El agua de mar no es un aislante mágico; es una gigantesca mezcla de sal y minerales, un conductor eléctrico casi perfecto.
Cuando un rayo, una descarga de cientos de millones de voltios y decenas de miles de amperios, impacta la superficie, no desaparece simplemente. La electricidad se propaga radialmente desde el punto de impacto, como las ondas que crea una piedra en un estanque, pero con una diferencia. No son olas de agua; son olas de muerte. El cuerpo humano, al ser una bolsa de agua salada, es un excelente conductor y ofrece a la corriente un camino preferencial para viajar. Encontrarse en el agua durante una tormenta eléctrica no es mala suerte; es un candidato activo al Premio Darwin.[1]
El mecanismo que te mata es brutal e instantáneo. La corriente eléctrica se extiende por la superficie del agua, creando un gradiente de potencial. Esto significa que hay una enorme diferencia de voltaje eléctrico entre la cabeza y los pies, o entre el brazo derecho y el izquierdo. La corriente entra por una parte del cuerpo y sale por la otra, utilizando los órganos internos como un cable eléctrico. El corazón, un músculo que funciona con impulsos eléctricos, entra instantáneamente en fibrilación o paro cardíaco. El sistema nervioso se quema, causando una parálisis inmediata. Incluso si no estás en el punto exacto del impacto, el radio letal puede extenderse decenas, si no cientos, de metros. Si por algún milagro tu corazón no se detiene, la parálisis te ahogará. No hay escapatoria.
Lo más aterrador es la arrogancia humana. La gente ve una tormenta a lo lejos y piensa: «Tengo tiempo» o «Está muy lejos», como si pudieran sortear las leyes de la física. No entienden que los rayos pueden caer a kilómetros de la célula principal de la tormenta. Estar en el agua durante una tormenta es como jugar a la ruleta rusa con una pistola cargada. No hay «tal vez», ni «depende». Si un rayo cae lo suficientemente cerca, mueres. No es un accidente, es una certeza matemática.
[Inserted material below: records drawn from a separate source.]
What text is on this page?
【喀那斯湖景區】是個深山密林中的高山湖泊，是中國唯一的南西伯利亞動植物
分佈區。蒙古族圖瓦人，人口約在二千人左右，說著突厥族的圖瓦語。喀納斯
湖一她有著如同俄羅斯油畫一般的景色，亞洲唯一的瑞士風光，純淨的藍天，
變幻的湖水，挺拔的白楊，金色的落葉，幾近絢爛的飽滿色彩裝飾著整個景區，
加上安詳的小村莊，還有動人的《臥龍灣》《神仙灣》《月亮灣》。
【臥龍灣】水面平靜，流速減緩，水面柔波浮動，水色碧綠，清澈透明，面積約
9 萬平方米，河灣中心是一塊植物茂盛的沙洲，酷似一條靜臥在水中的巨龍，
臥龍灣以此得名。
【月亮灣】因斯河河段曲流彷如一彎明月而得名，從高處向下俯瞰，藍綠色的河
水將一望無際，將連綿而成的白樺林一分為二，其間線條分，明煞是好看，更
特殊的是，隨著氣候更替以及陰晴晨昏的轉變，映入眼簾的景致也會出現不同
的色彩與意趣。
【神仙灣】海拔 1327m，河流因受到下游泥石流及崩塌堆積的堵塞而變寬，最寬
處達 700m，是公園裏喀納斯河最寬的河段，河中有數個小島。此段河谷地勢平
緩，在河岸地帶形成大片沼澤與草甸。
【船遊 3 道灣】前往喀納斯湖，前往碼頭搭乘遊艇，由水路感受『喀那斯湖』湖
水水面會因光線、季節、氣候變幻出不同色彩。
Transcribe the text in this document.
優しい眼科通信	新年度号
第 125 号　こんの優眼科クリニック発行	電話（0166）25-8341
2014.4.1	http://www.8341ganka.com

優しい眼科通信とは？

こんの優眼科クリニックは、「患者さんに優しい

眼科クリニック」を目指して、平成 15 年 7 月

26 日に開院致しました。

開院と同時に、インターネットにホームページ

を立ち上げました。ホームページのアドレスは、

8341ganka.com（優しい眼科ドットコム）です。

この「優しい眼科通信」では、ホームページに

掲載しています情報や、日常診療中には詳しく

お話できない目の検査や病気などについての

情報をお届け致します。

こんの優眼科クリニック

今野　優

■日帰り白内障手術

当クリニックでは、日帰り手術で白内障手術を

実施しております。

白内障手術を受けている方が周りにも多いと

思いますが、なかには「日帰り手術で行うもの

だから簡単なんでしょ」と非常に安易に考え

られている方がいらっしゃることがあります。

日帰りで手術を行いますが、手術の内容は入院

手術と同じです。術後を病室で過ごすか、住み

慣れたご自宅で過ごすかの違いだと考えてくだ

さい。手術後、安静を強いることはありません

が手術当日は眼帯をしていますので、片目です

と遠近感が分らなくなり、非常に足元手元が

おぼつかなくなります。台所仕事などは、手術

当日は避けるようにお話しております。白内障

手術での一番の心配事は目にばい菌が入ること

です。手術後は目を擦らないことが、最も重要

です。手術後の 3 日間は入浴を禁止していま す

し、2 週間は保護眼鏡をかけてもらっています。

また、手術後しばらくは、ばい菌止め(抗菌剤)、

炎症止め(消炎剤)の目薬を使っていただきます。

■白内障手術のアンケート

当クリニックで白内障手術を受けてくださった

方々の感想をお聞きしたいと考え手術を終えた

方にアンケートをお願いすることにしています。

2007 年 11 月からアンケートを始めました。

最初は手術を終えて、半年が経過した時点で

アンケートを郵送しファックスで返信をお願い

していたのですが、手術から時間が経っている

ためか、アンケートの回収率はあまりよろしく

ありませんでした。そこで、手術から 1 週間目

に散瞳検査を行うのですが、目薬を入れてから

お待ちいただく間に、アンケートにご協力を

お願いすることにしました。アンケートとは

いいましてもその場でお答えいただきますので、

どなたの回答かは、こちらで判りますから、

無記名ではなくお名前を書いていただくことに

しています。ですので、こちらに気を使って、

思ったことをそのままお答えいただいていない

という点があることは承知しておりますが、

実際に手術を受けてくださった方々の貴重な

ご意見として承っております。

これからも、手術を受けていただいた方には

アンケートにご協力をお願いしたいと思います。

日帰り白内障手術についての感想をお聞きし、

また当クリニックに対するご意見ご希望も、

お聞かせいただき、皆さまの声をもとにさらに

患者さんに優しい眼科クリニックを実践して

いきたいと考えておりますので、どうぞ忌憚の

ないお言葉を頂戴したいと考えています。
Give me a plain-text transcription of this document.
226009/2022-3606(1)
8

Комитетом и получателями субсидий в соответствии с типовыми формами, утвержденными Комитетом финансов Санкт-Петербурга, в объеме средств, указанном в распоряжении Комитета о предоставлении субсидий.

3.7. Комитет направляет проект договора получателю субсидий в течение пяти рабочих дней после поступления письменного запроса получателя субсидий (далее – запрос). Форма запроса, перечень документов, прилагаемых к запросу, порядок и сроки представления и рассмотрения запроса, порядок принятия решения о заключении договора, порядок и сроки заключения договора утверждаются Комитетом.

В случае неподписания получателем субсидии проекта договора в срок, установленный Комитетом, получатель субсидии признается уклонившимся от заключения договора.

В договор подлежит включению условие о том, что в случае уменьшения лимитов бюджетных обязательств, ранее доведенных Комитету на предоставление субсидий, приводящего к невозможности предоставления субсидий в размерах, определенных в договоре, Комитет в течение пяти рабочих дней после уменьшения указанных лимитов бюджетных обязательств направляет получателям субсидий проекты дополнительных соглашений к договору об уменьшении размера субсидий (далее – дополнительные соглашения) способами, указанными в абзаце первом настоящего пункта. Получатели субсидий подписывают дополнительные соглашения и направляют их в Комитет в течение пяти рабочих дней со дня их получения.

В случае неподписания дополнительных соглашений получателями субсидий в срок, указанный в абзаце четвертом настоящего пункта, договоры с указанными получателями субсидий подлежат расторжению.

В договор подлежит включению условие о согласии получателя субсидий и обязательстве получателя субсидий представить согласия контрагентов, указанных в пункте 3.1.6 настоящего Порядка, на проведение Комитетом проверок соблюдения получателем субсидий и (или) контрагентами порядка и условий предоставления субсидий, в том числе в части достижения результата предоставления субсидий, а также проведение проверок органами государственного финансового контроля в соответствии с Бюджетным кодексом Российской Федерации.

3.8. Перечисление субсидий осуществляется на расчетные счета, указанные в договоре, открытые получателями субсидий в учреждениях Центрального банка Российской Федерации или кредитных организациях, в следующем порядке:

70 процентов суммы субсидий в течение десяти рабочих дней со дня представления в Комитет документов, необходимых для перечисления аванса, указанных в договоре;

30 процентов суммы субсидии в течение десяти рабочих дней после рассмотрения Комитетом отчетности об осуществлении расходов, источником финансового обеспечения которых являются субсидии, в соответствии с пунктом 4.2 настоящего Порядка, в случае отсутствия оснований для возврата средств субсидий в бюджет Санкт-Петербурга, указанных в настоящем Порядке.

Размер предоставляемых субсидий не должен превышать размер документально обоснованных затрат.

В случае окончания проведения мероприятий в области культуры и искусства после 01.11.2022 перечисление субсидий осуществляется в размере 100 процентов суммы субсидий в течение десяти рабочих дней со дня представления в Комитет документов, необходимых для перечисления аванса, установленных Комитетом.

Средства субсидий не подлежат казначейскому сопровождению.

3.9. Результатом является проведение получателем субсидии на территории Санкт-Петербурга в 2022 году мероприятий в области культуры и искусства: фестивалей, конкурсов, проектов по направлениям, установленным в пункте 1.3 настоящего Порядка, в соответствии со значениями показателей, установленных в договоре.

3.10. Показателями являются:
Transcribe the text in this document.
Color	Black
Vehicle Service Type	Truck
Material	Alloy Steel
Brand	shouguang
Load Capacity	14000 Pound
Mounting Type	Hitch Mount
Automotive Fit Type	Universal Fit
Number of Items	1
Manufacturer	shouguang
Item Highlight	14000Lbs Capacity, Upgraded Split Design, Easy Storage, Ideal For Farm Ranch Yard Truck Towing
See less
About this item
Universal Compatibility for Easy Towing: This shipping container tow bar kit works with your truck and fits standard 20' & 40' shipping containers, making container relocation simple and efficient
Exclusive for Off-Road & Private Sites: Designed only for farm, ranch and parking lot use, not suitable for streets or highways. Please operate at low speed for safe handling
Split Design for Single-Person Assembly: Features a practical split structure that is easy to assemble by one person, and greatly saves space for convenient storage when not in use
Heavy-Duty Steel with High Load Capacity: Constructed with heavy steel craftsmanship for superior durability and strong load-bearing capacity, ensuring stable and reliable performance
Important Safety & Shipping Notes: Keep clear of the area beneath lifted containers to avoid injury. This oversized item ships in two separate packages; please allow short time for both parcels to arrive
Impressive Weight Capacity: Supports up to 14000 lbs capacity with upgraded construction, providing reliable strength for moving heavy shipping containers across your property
¡Pues mucho ojo en este tiempo de baños si hubiese alguna tormenta! ¡que las consecuencias posibles no son ninguna broma! Y dia de playa perfecto de nuevo hoy, con el calor del verano y sin viento, con lo que el agua es el refrigerante natural. Hoy desde La Torre. Feliz tarde y velada de lunes, del último lunes de julio…¡que vuela!